University Professor Emeritus of International Law and Practice Richard Falk was blocked from lecturing in two universities in the United Kingdom after co-authoring a report calling Israel an "apartheid" regime.
Middlesex University and the University of East London called off Falk's lectures, with Middlesex cancelling due to "health and safety concerns," and the University of East London claiming that Falk did not have proper approval to speak.
Criticism of Falk stems from his time serving as the United Nations Special Rapporteur on "the situation of human rights in the Palestinian territories occupied since 1967," a position he held from 2008 to 2014. After his election to the post in 2008, Falk was initially denied a visa to Israel, the West Bank, and the Gaza Strip by the Israeli government, following comments he made that Israel's treatment of the Palestinians to the atrocities committed by the Nazis in Europe.
Since then, Falk has criticized Israel's strikes on Gaza in December 2008, and in 2010 he published a report detailing the "most salient apartheid features of the Israeli occupation," including preferential citizenship for Jews over Palestinians, "punitive house demolitions," and "discriminatory arrangements" for traveling from the West Bank to Jerusalem.
Falk's final report in 2013 called for an investigation by the United Nations into Israel's treatment of Palestinian prisoners, citing instances of arbitrary detention, torture, and coerced confessions.
In 2017, Falk co-authored a report along with the Economic and Social Commission on Western Asia, comprised of 18 Arab countries, which again accused Israel of "apartheid." This report was withdrawn from the UN's webpage by Secretary General Antonio Guterres after global criticism, notably from the United States and Israel.
In an interview with the news organization Middle East Eye, Falk noted that his report only represented the opinion of the individuals writing the report, not that of the United Nations. He also added that the report was not as controversial as his critics make it out to appear.
"[The report] looks at the contention of apartheid as applicable to the Palestinian people as a whole, and not just those living under occupation," he said. "This means including refugees, involuntary exiles, the minority in Israel, and residents of Jerusalem within a coherent overall structure of systematic discriminatory domination."
"The United States stands with our ally Israel and will continue to oppose biased and anti-Israel actions across the UN system and around the world," U.S. Ambassador to the United Nations Nikki Haley said in a statement. "The United Nations Secretariat was right to distance itself from this report, but it must go further and withdraw the report altogether."
UN Watch, a Geneva-based human rights organization, further called for the United Kingdom to expel Falk for his comments last week. In a letter to UK Prime Minister Theresa May, the organization states that Falk has been officially denounced by the UK three times for anti-Semitism. The letter notes further that Falk published an anti-Semitic cartoon in 2011 and provided "the cover endorsement of a virulently anti-Semitic book that describes Jews as Nazis, and which asks whether 'Hitler might have been right after all.'"

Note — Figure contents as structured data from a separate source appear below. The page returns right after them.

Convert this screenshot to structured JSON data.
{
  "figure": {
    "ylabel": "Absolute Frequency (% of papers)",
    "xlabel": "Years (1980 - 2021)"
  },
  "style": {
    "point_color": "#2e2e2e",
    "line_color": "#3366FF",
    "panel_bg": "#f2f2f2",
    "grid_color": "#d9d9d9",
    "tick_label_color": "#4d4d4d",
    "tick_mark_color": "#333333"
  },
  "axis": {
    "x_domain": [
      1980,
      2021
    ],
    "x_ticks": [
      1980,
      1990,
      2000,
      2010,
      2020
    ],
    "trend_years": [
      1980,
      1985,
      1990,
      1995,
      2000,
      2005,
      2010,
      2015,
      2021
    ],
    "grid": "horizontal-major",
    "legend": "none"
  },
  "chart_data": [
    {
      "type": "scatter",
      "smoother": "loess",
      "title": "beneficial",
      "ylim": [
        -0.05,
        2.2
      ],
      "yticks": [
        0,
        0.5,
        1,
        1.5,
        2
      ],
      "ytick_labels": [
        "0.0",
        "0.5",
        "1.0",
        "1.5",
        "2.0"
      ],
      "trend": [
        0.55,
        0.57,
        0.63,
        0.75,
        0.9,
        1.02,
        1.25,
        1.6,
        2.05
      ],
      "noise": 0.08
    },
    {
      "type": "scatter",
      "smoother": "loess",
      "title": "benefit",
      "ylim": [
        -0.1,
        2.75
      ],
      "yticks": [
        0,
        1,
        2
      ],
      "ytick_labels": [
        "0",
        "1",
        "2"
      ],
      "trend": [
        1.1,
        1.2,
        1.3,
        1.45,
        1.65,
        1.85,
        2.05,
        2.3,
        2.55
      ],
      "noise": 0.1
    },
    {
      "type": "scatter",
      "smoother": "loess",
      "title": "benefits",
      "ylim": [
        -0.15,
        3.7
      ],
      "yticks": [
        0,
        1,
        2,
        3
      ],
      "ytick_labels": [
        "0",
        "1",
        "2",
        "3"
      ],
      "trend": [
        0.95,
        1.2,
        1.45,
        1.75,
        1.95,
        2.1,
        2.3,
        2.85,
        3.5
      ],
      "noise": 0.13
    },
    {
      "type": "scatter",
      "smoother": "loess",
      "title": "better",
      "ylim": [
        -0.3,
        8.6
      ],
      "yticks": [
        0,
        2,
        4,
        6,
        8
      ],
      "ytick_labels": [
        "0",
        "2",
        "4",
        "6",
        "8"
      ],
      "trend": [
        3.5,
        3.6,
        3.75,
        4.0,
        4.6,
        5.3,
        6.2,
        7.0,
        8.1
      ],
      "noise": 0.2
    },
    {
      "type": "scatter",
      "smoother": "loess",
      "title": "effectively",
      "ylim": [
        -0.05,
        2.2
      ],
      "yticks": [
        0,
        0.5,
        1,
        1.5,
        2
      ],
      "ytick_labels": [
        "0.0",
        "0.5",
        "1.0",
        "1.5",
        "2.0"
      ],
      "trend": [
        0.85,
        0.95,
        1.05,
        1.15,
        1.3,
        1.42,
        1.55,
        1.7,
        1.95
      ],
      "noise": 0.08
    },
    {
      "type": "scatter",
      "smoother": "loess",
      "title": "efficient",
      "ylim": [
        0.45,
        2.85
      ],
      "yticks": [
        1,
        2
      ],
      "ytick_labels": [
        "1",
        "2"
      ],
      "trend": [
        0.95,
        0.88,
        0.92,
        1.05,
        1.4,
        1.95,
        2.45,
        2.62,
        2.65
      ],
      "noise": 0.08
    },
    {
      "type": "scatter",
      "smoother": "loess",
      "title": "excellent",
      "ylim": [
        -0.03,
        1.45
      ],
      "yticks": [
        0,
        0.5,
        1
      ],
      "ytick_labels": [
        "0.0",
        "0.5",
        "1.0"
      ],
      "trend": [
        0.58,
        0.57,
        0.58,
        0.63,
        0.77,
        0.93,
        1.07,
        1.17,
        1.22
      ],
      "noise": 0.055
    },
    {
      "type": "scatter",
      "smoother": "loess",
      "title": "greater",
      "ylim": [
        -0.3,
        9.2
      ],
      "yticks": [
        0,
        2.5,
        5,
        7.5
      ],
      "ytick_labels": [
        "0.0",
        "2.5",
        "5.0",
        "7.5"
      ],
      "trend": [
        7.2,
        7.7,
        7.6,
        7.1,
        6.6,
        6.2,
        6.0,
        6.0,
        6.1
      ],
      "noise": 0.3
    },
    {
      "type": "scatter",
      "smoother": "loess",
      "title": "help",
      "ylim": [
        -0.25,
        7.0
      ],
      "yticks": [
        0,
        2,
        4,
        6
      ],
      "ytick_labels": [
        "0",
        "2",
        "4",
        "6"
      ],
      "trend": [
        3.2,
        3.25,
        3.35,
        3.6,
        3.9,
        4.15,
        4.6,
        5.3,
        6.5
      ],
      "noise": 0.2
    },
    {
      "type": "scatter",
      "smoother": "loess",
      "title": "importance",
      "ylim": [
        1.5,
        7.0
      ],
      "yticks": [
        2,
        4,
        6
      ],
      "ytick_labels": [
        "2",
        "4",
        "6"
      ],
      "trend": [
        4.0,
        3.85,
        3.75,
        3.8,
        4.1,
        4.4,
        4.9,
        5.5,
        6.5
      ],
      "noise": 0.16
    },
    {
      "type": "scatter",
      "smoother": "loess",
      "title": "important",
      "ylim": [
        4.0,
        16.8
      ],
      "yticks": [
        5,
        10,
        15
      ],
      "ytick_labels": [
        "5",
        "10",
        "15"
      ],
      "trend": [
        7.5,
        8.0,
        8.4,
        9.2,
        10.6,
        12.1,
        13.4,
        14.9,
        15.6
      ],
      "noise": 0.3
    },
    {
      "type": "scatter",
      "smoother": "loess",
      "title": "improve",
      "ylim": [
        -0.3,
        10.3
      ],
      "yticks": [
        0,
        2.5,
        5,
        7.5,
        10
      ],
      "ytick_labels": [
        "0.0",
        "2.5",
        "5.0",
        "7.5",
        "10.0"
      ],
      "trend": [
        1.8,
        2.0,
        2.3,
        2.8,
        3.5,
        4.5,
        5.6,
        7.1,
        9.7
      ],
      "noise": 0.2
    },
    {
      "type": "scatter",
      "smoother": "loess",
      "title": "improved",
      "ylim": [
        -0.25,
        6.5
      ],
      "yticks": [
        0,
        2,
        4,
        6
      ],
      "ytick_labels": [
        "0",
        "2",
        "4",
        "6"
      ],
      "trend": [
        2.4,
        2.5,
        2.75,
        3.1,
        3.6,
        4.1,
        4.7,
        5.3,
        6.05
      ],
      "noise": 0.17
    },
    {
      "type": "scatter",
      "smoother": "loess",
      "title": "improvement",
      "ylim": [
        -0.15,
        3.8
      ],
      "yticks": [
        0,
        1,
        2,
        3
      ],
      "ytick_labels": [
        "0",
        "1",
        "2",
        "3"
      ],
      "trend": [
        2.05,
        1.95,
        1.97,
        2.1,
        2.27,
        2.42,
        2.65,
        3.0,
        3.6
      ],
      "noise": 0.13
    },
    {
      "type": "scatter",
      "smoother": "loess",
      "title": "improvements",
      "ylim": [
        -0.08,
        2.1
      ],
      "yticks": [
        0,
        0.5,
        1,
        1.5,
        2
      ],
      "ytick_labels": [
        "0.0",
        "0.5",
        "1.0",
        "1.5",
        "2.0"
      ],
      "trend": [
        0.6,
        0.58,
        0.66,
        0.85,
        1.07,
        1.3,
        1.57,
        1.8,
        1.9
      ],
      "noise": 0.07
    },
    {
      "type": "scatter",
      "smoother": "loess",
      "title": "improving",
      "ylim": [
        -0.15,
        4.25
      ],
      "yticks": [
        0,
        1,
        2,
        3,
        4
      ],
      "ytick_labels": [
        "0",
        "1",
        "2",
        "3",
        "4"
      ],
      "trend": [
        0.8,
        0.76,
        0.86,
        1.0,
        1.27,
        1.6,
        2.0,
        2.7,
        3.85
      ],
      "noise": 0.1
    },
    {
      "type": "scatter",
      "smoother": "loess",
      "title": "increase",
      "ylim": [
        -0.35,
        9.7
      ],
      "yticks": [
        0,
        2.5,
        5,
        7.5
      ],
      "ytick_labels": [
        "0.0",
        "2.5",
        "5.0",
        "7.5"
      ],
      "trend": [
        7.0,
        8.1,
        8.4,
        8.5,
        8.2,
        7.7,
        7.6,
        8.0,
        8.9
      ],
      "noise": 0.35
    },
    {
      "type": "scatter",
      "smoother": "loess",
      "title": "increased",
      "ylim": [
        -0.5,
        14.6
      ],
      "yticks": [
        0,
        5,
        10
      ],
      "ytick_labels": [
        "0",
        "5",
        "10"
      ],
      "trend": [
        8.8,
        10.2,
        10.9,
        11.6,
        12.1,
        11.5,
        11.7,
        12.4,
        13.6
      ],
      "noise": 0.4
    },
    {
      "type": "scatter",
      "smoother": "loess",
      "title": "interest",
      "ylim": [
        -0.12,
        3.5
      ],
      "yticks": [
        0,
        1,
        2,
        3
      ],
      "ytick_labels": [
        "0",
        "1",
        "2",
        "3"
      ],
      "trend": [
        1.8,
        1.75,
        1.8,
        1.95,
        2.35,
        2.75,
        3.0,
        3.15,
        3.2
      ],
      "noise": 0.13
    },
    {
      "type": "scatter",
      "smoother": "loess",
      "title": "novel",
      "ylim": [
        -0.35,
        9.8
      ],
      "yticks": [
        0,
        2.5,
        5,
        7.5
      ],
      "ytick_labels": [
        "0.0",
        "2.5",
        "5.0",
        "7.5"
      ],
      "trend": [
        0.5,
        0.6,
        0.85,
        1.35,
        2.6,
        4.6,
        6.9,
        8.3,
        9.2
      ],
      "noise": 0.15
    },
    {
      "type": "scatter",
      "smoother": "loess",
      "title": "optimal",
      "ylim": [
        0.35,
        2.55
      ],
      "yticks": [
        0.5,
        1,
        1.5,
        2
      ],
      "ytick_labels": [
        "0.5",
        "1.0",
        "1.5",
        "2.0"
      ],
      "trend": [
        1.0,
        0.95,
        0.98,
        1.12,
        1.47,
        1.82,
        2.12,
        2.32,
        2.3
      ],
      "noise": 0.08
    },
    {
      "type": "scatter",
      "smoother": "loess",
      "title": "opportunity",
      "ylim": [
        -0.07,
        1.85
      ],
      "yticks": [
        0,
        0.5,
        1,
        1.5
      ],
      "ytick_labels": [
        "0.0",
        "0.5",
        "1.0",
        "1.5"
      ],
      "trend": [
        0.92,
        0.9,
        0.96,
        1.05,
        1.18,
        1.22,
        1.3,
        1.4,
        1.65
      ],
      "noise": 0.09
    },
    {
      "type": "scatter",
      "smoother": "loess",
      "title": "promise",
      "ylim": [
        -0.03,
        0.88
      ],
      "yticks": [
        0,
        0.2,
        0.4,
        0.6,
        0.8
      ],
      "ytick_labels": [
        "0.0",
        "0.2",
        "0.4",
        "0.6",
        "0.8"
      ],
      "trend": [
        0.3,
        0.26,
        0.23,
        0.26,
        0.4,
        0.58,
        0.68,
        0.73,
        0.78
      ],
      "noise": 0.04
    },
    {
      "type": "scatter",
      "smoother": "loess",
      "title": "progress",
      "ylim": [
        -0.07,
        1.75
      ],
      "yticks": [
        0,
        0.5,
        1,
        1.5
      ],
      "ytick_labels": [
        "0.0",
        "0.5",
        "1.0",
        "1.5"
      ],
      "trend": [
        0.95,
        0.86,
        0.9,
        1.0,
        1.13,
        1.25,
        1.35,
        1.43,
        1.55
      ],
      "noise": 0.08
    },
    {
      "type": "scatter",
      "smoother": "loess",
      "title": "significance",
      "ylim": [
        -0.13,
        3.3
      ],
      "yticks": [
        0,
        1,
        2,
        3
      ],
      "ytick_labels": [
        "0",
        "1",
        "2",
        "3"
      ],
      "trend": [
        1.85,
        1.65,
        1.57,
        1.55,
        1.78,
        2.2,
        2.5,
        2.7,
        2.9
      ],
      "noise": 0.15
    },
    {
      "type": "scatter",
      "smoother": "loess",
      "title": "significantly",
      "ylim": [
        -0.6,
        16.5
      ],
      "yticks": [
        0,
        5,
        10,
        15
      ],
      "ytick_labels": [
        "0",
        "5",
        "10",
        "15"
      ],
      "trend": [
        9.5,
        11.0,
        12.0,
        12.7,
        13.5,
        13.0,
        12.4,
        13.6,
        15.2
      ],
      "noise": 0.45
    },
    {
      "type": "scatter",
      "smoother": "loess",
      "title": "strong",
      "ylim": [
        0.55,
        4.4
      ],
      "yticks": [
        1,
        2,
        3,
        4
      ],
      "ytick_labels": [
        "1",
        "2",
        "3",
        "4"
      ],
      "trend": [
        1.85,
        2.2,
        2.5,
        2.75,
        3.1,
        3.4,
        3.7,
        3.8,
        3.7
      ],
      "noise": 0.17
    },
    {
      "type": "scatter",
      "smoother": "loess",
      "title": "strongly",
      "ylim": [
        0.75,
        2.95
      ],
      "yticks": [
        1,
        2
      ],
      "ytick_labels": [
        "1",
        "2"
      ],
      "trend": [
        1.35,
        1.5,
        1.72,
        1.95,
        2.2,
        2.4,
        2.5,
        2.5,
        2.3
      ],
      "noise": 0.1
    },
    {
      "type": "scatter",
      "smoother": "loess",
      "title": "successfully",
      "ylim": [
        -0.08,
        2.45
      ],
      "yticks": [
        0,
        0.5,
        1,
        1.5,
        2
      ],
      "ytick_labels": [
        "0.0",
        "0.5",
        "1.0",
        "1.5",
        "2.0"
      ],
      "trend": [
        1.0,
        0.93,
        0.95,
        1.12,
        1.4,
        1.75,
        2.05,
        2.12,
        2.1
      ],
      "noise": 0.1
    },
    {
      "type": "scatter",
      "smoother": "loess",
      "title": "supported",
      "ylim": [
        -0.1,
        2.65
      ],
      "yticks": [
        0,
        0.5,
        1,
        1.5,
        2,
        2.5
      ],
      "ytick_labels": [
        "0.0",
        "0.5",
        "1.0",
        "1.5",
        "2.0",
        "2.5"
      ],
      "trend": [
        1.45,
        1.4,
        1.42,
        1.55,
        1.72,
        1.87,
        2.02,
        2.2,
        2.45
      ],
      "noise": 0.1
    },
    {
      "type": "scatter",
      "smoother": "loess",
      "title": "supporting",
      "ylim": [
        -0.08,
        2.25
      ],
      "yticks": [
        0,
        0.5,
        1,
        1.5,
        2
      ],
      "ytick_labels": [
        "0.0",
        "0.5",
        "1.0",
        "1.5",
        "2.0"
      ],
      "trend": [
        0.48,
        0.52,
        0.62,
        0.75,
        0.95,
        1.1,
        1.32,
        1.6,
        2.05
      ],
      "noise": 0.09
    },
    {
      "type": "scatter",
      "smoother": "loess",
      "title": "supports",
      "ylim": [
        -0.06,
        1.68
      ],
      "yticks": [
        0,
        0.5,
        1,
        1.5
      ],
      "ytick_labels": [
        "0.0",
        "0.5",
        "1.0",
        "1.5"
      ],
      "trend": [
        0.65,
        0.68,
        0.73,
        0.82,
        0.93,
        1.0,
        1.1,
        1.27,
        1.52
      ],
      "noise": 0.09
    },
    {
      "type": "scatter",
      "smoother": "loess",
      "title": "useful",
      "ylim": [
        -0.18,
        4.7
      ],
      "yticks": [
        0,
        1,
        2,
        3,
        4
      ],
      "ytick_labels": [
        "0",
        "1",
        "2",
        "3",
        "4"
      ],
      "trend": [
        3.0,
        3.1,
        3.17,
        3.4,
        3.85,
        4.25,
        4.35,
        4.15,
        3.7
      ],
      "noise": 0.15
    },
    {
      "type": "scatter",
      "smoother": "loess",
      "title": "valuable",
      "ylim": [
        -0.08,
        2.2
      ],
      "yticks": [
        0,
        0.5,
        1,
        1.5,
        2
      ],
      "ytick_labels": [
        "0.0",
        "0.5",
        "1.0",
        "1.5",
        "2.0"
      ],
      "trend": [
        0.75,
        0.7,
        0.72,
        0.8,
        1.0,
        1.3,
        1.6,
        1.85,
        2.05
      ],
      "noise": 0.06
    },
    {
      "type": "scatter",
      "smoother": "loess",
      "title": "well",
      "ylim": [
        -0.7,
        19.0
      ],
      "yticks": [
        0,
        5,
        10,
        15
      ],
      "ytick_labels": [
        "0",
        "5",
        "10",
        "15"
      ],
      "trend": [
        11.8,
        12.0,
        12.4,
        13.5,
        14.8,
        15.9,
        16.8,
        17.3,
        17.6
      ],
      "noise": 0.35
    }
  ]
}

Falk described his treatment in the UK as endemic of the trend of restricting academic freedom on university campuses, noting that those calling him "anti-Semitic" are missing the point.
"As far as I can tell, there is a growing kind of feeling that the educational establishment in Britain, specifically in England, has been kind of intimidated in dealing with those who are seen as critics of Israel," he explained in an op-ed in the Middle East Eye. "What is disturbing about my experience is not only the personal loss of opportunities to discuss my views on Palestine and bringing a sustainable peace to both peoples, but also the adverse institutional consequences of silencing discussion of controversial issues of wider public interest."